Por supuesto que los ejemplos más inmediatos que nos vienen a la mente son los de personajes semejantes al expresidente de los Estados Unidos, Donald Trump. El magnate fincó su popularidad en el odio y el temor hacia absolutamente todas las personas y grupos consideradas diferentes de la norma: latinos, afrodescendientes, comunidad LGBT, personas con discapacidad, etcétera, etcétera. Su manipulación del odio llegó a tal que pudo retraer la norma hasta niveles medievales, llevando su odio e intolerancia también hacia las mujeres.

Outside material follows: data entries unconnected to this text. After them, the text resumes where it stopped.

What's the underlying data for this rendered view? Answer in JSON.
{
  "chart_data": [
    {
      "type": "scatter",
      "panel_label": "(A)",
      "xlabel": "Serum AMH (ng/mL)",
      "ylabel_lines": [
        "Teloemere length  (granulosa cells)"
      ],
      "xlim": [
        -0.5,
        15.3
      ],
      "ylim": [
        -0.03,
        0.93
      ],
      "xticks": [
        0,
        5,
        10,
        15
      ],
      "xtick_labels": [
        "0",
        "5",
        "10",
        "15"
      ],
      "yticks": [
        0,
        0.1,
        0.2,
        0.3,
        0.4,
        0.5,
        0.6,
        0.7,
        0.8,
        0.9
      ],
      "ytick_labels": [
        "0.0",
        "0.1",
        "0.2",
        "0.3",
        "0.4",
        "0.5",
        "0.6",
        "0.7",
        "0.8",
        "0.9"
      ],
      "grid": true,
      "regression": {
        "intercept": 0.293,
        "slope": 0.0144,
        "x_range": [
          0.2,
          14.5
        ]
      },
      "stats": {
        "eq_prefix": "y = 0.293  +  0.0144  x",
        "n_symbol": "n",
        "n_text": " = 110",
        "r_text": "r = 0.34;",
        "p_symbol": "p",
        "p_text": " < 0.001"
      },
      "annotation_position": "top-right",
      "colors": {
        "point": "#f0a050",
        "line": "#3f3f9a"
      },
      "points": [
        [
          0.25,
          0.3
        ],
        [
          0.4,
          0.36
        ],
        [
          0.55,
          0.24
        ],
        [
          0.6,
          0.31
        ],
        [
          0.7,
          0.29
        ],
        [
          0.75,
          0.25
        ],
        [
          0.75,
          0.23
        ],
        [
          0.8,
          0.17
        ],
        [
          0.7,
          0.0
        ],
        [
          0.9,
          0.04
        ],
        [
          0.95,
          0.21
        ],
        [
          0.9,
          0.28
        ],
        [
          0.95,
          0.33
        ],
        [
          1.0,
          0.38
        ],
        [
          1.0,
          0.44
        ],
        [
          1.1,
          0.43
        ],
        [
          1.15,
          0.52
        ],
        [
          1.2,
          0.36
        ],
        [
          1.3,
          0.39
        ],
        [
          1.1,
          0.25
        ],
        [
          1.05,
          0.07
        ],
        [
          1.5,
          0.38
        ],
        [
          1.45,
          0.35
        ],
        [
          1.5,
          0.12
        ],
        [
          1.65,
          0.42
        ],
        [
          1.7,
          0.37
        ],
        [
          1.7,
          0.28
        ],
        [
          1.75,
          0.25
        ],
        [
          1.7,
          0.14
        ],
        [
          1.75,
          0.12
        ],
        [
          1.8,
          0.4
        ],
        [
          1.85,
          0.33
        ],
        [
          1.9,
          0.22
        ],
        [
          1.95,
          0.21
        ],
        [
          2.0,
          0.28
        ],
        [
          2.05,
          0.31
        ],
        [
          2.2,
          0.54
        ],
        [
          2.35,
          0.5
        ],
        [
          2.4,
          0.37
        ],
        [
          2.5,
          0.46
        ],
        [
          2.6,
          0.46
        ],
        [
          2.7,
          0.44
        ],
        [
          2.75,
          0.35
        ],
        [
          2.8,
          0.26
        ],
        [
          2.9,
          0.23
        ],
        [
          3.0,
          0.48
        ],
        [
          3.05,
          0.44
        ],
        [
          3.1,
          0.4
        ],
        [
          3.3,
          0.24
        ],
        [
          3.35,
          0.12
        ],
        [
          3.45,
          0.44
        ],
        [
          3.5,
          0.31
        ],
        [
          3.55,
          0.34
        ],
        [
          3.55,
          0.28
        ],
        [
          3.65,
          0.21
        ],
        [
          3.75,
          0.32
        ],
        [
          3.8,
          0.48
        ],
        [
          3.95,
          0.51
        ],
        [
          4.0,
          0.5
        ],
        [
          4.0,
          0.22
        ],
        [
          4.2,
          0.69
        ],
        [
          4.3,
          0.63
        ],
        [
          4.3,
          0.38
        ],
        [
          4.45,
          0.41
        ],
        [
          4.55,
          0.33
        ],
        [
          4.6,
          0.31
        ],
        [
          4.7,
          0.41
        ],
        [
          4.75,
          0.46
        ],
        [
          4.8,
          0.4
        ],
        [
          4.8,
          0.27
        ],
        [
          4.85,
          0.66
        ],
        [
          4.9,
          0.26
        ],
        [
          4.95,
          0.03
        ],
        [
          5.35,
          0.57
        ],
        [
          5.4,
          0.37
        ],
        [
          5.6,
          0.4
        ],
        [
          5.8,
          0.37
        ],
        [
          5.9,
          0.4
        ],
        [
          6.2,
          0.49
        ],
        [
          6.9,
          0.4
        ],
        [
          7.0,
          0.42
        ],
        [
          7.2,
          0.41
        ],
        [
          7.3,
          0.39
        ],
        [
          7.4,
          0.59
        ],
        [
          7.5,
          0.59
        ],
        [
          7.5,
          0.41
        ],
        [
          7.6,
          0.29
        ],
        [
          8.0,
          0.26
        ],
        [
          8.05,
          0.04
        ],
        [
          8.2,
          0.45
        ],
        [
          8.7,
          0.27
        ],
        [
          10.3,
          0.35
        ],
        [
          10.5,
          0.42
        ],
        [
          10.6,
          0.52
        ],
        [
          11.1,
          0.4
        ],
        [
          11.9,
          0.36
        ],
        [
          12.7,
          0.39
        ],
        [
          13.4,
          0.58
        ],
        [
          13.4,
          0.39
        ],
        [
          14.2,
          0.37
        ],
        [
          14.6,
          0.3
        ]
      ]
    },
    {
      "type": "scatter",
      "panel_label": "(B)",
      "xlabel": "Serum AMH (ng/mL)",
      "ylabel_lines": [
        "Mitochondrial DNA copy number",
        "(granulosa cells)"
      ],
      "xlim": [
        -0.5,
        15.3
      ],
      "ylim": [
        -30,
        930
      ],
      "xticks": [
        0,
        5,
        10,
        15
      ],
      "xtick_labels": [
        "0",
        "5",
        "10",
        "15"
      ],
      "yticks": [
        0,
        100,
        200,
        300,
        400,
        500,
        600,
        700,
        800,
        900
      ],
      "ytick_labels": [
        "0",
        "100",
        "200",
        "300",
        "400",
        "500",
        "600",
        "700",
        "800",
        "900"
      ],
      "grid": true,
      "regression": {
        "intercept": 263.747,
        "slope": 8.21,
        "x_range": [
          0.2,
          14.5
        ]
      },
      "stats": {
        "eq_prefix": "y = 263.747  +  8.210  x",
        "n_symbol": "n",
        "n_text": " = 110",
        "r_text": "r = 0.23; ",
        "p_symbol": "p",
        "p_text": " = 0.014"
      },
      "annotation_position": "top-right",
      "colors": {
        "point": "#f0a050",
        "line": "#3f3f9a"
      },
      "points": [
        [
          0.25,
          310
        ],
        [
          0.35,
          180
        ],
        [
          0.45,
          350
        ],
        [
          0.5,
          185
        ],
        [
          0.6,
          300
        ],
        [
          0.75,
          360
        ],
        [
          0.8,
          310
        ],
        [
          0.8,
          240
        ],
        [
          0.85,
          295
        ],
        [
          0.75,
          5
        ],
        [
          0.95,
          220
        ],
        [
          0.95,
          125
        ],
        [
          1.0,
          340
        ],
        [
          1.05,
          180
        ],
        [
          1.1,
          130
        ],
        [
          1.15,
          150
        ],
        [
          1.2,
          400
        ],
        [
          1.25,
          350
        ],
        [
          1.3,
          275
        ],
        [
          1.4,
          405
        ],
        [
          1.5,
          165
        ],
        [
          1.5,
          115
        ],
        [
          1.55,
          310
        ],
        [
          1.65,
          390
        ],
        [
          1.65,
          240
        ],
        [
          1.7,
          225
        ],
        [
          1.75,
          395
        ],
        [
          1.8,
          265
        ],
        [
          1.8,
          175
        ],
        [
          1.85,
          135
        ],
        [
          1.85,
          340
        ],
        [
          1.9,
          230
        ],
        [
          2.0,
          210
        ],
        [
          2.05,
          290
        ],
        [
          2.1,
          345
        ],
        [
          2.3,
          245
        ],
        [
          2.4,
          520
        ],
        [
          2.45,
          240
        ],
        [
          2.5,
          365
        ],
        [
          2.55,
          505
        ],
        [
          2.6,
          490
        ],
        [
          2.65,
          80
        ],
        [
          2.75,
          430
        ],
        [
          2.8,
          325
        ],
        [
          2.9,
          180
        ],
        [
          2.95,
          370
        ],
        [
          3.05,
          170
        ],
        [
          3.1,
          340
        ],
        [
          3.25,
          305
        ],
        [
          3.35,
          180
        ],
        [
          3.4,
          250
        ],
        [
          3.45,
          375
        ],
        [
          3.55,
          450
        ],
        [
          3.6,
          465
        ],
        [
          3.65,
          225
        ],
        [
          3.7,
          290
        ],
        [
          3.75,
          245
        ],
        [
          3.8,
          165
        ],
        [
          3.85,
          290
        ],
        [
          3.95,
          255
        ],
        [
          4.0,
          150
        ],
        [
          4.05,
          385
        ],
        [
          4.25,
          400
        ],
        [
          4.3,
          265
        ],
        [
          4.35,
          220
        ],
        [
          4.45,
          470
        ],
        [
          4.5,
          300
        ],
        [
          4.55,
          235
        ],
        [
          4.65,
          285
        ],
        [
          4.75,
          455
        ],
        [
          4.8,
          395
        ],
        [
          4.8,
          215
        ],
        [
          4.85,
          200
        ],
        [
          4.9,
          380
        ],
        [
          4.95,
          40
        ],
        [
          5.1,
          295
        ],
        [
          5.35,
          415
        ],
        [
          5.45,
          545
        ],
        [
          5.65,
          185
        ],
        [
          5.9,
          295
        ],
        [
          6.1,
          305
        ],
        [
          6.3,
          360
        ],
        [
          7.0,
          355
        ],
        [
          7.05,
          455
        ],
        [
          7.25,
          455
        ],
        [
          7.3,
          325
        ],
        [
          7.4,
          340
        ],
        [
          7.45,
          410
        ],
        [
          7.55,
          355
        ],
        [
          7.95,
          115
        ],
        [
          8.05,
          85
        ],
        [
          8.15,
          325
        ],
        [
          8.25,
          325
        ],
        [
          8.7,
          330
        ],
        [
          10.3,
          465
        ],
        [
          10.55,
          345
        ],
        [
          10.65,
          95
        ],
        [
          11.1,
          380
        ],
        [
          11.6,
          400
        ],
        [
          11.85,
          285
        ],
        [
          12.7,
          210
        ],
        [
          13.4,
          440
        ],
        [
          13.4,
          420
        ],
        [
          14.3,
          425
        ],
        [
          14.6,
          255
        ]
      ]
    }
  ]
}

Aunque sería fácil acusarlo de inventar este fenómeno, lo cierto es que Trump tampoco lo inventó. Sólo hace falta recordar a George Bush ganando un poco de legitimidad criminalizando a todas las personas musulmanas y de países árabes. O a los viejos presidentes del siglo pasado en México reprimiendo estudiantes acusándolos de comunistas. O mirar a las instituciones religiosas que acusan al matrimonio igualitario de ser un peligro para la familia como idea. El odio sigue siendo un infame instrumento legitimador.

¿Cómo salir de esta lógica, cuando está presente tanto en espacios políticos, mediáticos y académicos? Combatir la contaminación de la información es parte de la estrategia necesaria, pero no lo es todo. Construir una sociedad donde el miedo al otro no sea una herramienta para la guerra y los atentados contra la dignidad humana requiere un cambio de enfoque en prácticamente toda plataforma comunicativa, empezando, por supuesto, con la educación.

Para Abelardo Barra Ruatta, profesor de la Universidad Nacional de Río Cuarto, en Argentina, educar para la diferencia es la ruta necesaria para una convivencia armoniosa con la otredad. Imaginemos un mundo donde las figuras políticas no hablen el lenguaje del odio y la intolerancia hacia los otros. O, por lo menos, un mundo donde, al hablar, estos personajes no encuentren un solo par de oídos dispuesto a escucharlos. Para ello es necesario que la propia sociedad no tenga un miedo preimpuesto a todo aquel que se considere diferente.

Barra Ruatta no se limita a hablar de una mejor convivencia con los otros grupos humanos, sino con la naturaleza entera. En un momento clave para enfrentar el calentamiento global y perseguir el desarrollo sostenible, esta visión resulta más que necesaria. Para el investigador, armonizar con la “multiformidad de la vida” implica no mirar más allá de las fronteras del individuo desde una postura de superioridad ni minimización, sino “complejizar: comprender que los seres, entes y procesos que constituyen la trama de lo real no son reductibles a las abstracciones formales y matematizantes” de nuestra especie.

La convivencia con la otredad requiere, por supuesto, de cesiones. Aceptar que no siempre se tiene la razón y que no todo el mundo debe ser como uno. “No se trata, entonces, de establecer un códice de homogeneización ontológica ni de imponer visiones que se suponen copias insuperables de la realidad, sino de aceptar los múltiples bosquejos que millones de individuos trazan en la aventura hedónica de la existencia”, dice Barra Ruatta.

Un objetivo difícil, pero sin duda necesario para la construcción de un mundo donde las estrategias del poder no radiquen en poner a unos vecinos en contra de los otros, donde los argumentos pesen más que las simples distinciones discriminatorias.

 

Manchamanteles

El concepto de discurso de odio es hoy utilizado por las cúpulas para defenderse de verdades incómodas. En esos casos, tal noción les parece central y necesaria. Curiosamente, cuando ésta se voltea en su contra, se vuelve totalmente inválida.

 

Narciso el Obsceno

Émile Durkheim asegura que la personalidad es el “individuo socializado”; ¿será entonces que la sociedad privilegia el narcisismo entre narcisos?